Olympus Has Fallen” (or, as it could alternatively be titled, “The Koreans Are Coming! The Koreans Are Coming!”) can be forgiven for its trite scenes and corny dialog only because of the relentlessly explicit violence, gunplay substituting for foreplay and massive explosions – all of which are requisites for fans of action-thrillers who will happily sit munching their popcorn and sipping a 64 ounce sugary soda. In the spirit of full disclosure (and to fend off anyone who thinks I may be pretentiously berating this movie), I should tell you that I am also among those fans.

Admittedly, “Olympus Has Fallen” is just plain goofy – there are a number of scenes that had me giggling, although I’m fairly certain that was not the reaction intended by its filmmakers. It occurred to me often that they probably had to shoot many takes of quite a few scenes because the actors must’ve had a difficult time keeping a straight face while having to say some of these lines. So, even if you’re not into this movie for the action and violence (which, let’s face it, are reasons just as good as any), it also rates well for its high degree of corn appeal. On a side note, I should add that it’s not lost on me how timely this flick is for a number of reasons: the recent rumblings from North Korea, Ashley Judd contemplating running for Senate and the Drone controversy (yes, “Olympus” features a scene with one of those, too!). If for nothing else, this motion picture should expect to get some traction due to its obvious overlap with current events.

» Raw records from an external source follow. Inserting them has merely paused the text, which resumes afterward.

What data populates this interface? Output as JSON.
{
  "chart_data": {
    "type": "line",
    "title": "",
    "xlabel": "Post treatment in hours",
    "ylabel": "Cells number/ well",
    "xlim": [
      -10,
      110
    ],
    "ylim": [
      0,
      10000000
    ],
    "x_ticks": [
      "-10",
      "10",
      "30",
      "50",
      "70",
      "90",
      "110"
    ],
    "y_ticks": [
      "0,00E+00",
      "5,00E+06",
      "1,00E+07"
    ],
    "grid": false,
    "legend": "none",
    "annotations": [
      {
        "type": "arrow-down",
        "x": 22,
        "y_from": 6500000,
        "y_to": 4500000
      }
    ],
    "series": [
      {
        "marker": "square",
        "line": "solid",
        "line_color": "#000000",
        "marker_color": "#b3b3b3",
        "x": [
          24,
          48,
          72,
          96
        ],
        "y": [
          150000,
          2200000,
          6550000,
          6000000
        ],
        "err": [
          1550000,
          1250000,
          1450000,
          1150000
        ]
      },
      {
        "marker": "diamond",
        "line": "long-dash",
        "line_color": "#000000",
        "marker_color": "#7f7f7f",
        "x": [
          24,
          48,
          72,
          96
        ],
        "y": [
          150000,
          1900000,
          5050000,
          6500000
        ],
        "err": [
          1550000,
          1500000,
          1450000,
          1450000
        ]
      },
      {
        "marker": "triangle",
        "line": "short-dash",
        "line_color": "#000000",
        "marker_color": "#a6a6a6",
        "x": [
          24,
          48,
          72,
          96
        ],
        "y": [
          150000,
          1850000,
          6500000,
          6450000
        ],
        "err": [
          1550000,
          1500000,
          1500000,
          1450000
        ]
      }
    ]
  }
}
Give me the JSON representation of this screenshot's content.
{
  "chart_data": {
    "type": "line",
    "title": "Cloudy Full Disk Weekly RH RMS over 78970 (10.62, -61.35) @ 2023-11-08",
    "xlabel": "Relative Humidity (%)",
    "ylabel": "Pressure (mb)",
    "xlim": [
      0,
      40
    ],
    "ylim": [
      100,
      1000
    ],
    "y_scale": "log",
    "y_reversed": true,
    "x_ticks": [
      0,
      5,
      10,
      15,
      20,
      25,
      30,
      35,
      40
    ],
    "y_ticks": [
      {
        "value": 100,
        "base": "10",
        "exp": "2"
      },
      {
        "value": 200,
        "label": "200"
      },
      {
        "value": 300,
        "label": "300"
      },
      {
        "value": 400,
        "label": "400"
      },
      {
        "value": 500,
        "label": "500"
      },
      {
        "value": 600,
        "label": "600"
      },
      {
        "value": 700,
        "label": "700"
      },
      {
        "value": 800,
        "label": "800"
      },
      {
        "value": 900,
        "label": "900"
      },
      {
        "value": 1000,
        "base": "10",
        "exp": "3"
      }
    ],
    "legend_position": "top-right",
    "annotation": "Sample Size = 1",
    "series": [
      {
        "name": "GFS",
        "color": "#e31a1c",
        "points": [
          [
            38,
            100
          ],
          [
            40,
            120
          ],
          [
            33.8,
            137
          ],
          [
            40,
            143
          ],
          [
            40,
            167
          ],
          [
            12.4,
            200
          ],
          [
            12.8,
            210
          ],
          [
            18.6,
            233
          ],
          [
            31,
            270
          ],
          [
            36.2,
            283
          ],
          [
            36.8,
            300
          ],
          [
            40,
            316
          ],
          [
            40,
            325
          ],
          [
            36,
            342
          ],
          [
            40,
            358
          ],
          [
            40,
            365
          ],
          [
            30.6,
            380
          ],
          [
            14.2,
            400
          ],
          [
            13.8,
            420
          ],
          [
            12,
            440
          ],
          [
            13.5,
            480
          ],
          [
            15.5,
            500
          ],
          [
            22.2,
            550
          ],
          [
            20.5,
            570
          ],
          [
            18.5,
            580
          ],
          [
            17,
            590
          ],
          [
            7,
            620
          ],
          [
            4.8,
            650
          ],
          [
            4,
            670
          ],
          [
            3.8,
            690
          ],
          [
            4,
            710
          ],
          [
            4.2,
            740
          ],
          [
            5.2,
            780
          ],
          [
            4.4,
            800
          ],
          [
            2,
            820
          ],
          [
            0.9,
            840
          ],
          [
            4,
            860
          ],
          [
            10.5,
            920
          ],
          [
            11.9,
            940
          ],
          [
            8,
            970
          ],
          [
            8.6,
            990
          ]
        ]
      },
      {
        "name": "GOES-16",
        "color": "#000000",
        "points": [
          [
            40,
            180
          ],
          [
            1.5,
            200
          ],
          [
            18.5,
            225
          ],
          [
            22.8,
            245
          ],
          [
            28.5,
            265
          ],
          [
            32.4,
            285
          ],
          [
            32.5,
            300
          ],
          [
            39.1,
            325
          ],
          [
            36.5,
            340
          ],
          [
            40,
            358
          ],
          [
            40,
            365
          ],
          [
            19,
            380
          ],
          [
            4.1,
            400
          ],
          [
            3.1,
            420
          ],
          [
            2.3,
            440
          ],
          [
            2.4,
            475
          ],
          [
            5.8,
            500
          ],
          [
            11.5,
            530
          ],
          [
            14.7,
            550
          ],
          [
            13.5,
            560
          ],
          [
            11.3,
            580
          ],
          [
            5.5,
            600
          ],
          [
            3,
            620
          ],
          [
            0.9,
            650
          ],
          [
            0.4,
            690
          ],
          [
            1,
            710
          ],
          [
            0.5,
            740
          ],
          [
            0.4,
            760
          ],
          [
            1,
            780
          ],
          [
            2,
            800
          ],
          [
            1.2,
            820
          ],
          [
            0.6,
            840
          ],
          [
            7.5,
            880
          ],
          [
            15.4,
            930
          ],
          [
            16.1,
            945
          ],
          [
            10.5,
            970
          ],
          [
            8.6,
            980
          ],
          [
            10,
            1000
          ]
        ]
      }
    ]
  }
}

Following the screening, our instructor interviewed actress Angela Bassett, who had a small role in “Olympus Has Fallen” as Secret Service Director Lynn Jacobs. Bassett said that she did the movie despite the tiny part because she had wanted to work with director Antoine Fuqua for quite some time now. She added that another motivating factor to play the role of the Secret Service Director was due to the fact that the role had originally been written for a man; clearly, the filmmakers wound up casting against type with an African-American woman for the part of Gerard Butler’s boss – probably thinking it appropriate since it’s 2013, after all.